October 25th, 2013
On Wednesday, October 23rd, Environmental Protection Administration (EPA) hosted a two-session public listening hearing on their newly proposed carbon emission standards. Derived and driven by the Obama Administration earlier in the year, EPA is seeking public input before imposing carbon restrictions on the American people.
Many came out to represent their energy plants, labor organizations, advocacy groups, and in some cases, themselves as concerned citizens. The two sessions were indicative of the largely held public belief that less government intervention and regulation would support sound utilization of our natural resources and would lead to a continued, clean transition to safer, more secure, more efficient energy production.
EPA first set forth what they were proposing and why. These carbon emission regulations, which would be detrimental to businesses and their operation, was centered around the ‘fact’ that climate change was evident and needed to be addressed through a more restrictive carbon regime.
The first of the two sessions began with 18 of the first 20 speakers speaking in opposition to the proposed increase in emission standards. This issue was deemed so important to many of these organizations, that some sent their top executives to speak on their behalf, such as the President of the Georgia AFL-CIO or the President of the Georgia Americans For Prosperity Chapter.

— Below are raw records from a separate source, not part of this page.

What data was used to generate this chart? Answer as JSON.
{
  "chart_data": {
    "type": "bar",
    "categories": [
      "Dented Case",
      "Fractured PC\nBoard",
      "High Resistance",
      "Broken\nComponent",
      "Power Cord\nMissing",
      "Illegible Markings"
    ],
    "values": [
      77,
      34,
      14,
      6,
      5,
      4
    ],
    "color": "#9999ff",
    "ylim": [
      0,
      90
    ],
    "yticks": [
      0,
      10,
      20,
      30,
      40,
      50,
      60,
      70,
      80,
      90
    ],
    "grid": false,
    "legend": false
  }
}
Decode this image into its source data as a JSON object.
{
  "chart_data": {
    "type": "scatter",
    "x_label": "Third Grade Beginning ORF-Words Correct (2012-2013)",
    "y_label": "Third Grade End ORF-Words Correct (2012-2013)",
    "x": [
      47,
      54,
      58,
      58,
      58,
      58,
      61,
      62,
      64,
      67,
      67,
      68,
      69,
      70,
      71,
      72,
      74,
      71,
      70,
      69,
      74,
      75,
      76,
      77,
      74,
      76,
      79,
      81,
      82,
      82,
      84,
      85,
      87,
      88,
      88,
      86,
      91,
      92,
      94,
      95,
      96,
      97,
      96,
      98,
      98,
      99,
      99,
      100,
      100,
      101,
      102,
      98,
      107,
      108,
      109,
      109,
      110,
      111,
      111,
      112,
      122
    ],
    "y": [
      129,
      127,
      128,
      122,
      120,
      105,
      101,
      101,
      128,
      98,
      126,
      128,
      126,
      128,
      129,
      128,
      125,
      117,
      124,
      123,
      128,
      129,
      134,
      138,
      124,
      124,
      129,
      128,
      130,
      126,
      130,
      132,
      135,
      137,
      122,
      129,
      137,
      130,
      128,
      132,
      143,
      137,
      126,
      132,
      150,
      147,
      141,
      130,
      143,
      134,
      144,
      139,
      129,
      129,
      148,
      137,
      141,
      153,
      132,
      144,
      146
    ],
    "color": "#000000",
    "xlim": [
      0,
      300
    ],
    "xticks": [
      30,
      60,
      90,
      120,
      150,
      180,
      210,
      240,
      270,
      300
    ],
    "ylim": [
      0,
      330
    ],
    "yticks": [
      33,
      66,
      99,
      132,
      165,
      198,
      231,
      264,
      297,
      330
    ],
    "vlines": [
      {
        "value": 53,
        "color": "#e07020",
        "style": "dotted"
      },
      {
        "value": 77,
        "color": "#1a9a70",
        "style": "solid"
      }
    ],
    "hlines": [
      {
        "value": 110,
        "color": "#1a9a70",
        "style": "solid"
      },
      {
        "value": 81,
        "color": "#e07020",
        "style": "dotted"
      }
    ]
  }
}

Although tone varied, from the robust to the reserved, the opposition to EPA propositions was evident. Among the more pronounced in their opinions, one individual stated that we would “debate your man and prove he doesn’t know what he is talking about.” The passion so many demonstrated should also be an indication to EPA that people are fed up with the overpowering presence the government has on their energy sources and subsequent electricity bills.